Il focolaio di Latina

Nella provincia laziale, dilaga il contagio all’interno della comunità sikh, composta in buona parte da braccianti. Sono 262 i cittadini indiani e 36 i minori risultati positivi al Sars-CoV-2. Al momento, non si sa se le infezioni sono ascrivibili al virus mutato, ma il numero crescente di contagi preoccupa. «Ci sono stati diversi casi nella comunità che stiamo seguendo – ha dichiarato la direttrice dell’Asl Silvia Cavalli -. Abbiamo promosso diversi test nelle aziende agricole. La popolazione sikh ha aspetti peculiari di sovraffollamento abitativo che acutizzano la diffusione del virus». C’è l’ipotesi di individuare un albergo Covid per far svolgere quarantene controllate. Inoltre, non tutte le persone della comunità lavorano nei campi: alcuni di loro svolgono lavori domestici e di giardinaggio presso abitazioni private. Il rischio che i focolai superino le barriere della comunità sikh è elevato.
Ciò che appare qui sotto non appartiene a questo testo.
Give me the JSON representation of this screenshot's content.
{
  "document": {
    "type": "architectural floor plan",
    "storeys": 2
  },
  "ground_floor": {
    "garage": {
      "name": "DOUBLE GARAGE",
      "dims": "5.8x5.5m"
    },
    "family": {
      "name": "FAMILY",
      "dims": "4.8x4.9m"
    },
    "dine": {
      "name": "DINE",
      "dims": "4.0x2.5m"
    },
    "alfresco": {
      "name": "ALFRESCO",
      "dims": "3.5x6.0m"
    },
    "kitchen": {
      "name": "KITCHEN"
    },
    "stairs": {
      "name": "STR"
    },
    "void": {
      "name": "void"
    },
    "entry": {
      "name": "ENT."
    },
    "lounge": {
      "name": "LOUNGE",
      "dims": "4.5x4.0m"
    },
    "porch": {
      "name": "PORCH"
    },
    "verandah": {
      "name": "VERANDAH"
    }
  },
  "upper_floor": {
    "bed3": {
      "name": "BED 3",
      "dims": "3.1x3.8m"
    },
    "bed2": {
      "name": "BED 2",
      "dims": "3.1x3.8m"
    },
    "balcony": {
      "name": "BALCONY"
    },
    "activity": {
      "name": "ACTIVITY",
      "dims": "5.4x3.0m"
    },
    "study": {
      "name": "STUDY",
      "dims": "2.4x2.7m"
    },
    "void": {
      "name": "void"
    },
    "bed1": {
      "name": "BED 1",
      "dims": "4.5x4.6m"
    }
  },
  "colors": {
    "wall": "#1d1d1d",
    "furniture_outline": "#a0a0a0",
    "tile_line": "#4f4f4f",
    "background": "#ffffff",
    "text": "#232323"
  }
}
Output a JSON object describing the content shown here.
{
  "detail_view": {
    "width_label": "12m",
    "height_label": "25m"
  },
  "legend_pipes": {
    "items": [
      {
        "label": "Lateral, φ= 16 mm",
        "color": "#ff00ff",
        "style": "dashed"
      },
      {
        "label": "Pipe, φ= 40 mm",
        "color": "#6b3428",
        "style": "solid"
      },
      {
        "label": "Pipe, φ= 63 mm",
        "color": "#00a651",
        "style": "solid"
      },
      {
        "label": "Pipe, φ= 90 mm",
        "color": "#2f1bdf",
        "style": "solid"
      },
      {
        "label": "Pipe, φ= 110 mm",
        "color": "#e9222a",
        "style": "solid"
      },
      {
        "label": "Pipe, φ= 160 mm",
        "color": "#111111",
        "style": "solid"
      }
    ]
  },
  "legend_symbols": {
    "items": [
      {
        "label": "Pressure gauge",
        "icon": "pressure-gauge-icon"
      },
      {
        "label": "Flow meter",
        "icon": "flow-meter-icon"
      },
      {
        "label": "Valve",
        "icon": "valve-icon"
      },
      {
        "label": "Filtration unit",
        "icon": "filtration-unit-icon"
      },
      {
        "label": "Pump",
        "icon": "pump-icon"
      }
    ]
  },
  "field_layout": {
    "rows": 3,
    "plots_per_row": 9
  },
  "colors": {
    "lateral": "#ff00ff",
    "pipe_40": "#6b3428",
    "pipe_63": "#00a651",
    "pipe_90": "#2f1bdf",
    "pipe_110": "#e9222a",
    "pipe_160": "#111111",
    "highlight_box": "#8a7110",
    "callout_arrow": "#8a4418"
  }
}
Galli: «Una delle due mutazioni della variante indiana è più fastidiosa»

«È probabile che le varianti brasiliana, sudafricana e nigeriana siano meno responsive agli anticorpi evocati dai vaccini disponibili e che sfuggano alla maggioranza degli anticorpi monoclonali disponibili in commercio. Non sappiamo ancora però, quanto la variante indiana, la E484Q, sia più diffusiva, virulenta e cattiva, anche perché ragioniamo in base alla situazione dell’India – ha detto Massimo Galli in un’intervista a iNews24 -. Un Paese che conta 1,366 miliardi di persone, tra cui tantissime in situazioni di indigenza, in un contesto di grande popolosità. Tutte connotazioni queste, che rendono difficile confrontare la diffusione e la letalità dell’India con l’Europa».

Il direttore delle Malattie infettive dell’ospedale Sacco di Milano ha spiegato quali sono le prime evidenze riguardo alle varianti in circolazione, compresa quella indiana: «Nella variante inglese ci sono una quantità di mutazioni. Quella più importante è la N501Y, ed è quella attualmente dominante da noi. Fino a poco tempo fa abbiamo sostenuto che non fosse più cattiva della precedente, ma solo più diffusiva. Adesso invece, uno studio recente ha dimostrato un alto eccesso di mortalità. Ha una capacità di trasmissione dal 30 al 50% in più, coinvolge anche i bambini e i ragazzi. È più grave e mortale, soprattutto sugli anziani. La variante indiana appena scoperta ha due mutazioni qualificanti: la L425R e la E484Q. Nella seconda cambia l’amminoacido della E484K, che caratterizza la variante brasiliana, sudafricana e nigeriana, che provocano una serie di fastidi in più».